If the second derivative is positive regardless of the value of $w$ , then the point is a minima. (Smiley faces are positive!)
If the second derivative is negative regardless of the value of $w$ , then the point is a maxima. (Frowning faces are negative!)

Hence,

$f''(w) = 2$

We can see that $f''(w) > 0$ for all $w$ , hence the stationary point we find is going to be a local minima.

Minimizing $f(w)$ Computationally

An alternative way of looking at this is to take advantage of $f'(w)$ , the gradient, evaluated at a particular $w$ . A known property of the gradient is that if you take steps in the negative direction of the gradient, you will eventually reach a function's minima. If you take small steps in the positive direction of the gradient, you will reach a function's maxima (if it exists).

Exercise: Implement gradient functions by hand

Let's implement this using the function $f(w)$ , done using NumPy.

Firstly, implement the aforementioned function $f$ below.

# Exercise: Write f(w) as a function.

def f(w):
    """Your answer here."""
    return None

from dl_workshop.answers import f

f(2.5)

/home/runner/work/dl-workshop/dl-workshop/src/dl_workshop/answers.py:34: TqdmExperimentalWarning: Using `tqdm.autonotebook.tqdm` in notebook mode. Use `tqdm.tqdm` instead to force console mode (e.g. in jupyter console)
  from tqdm.autonotebook import tqdm
WARNING:absl:No GPU/TPU found, falling back to CPU. (Set TF_CPP_MIN_LOG_LEVEL=0 and rerun for more info.)

8.75

This function is the objective function that we wish to optimize, where "optimization" means finding the minima or maxima.

Now, implement the gradient function $\frac{df}{dw}$ below in the function df:

# Exercise: Write df(w) as a function. 
def df(w):
    """Your answer here"""
    return None

from dl_workshop.answers import df
df(2.5)

8.0

This function is the gradient of the objective w.r.t. the parameter of interest. It will help us find out the direction in which to change the parameter $w$ in order to optimize the objective function.

Now, pick a number at random to start with. You can specify a number explicitly, or use a random number generator to draw a number.

# Exercise: Pick a number to start w at.
w = 10.0  # start with a float

This gives us a starting point for optimization.

Finally, write an "optimization loop", in which you adjust the value of $w$ in the negative direction of the gradient of $f$ w.r.t. $w$ (i.e. $\frac{df}{dw}$ ).

# Now, adjust the value of w 1000 times, taking small steps in the negative direction of the gradient.
for i in range(1000):
    w = w - df(w) * 0.01  # 0.01 is the size of the step taken.

print(w)

-1.4999999806458753

Congratulations, you have just implemented gradient descent!

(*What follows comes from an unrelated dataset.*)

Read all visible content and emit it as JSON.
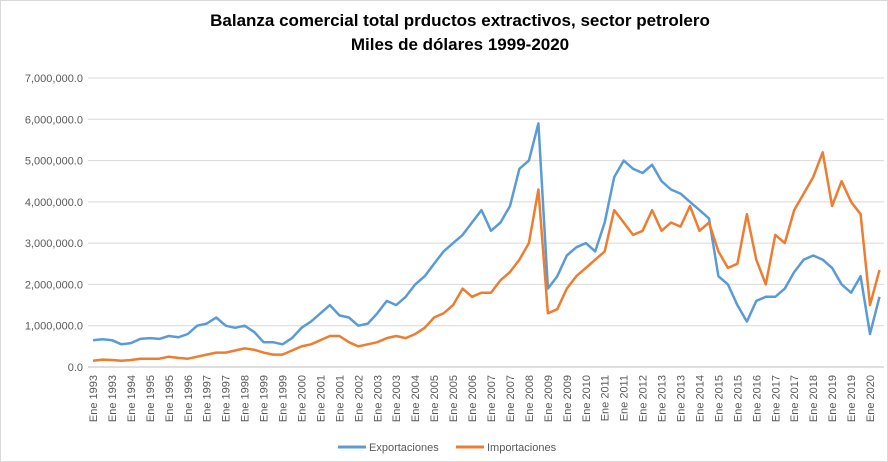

Gradient descent is an optimization routine: a way of programming a computer to do optimization for you so that you don't have to do it by hand.

Minimizing $f(w)$ with `jax`

jax is a Python package for automatically computing gradients; it provides what is known as an "automatic differentiation" system on top of the NumPy API. This way, we do not have to specify the gradient function by hand-calculating it; rather, jax will know how to automatically take the derivative of a Python function w.r.t. the first argument, leveraging the chain rule to help calculate gradients. With jax, our example above is modified in only a slightly different way:

from jax import grad
import jax
from tqdm.autonotebook import tqdm

# This is what changes: we use autograd's `grad` function to automatically return a gradient function.
df = grad(f)

# Exercise: Pick a number to start w at.
w = -10.0

# Now, adjust the value of w 1000 times, taking small steps in the negative direction of the gradient.
for i in range(1000):
    w = w - df(w) * 0.01  # 0.01 is the size of the step taken.

print(w)

-1.5000029

Summary

In this section, we saw one way to program a computer to automatically leverage gradients to find the optima of a polynomial function. This builds our knowledge and intuition for the next section, in which we find the optimal point of a linear regression loss function.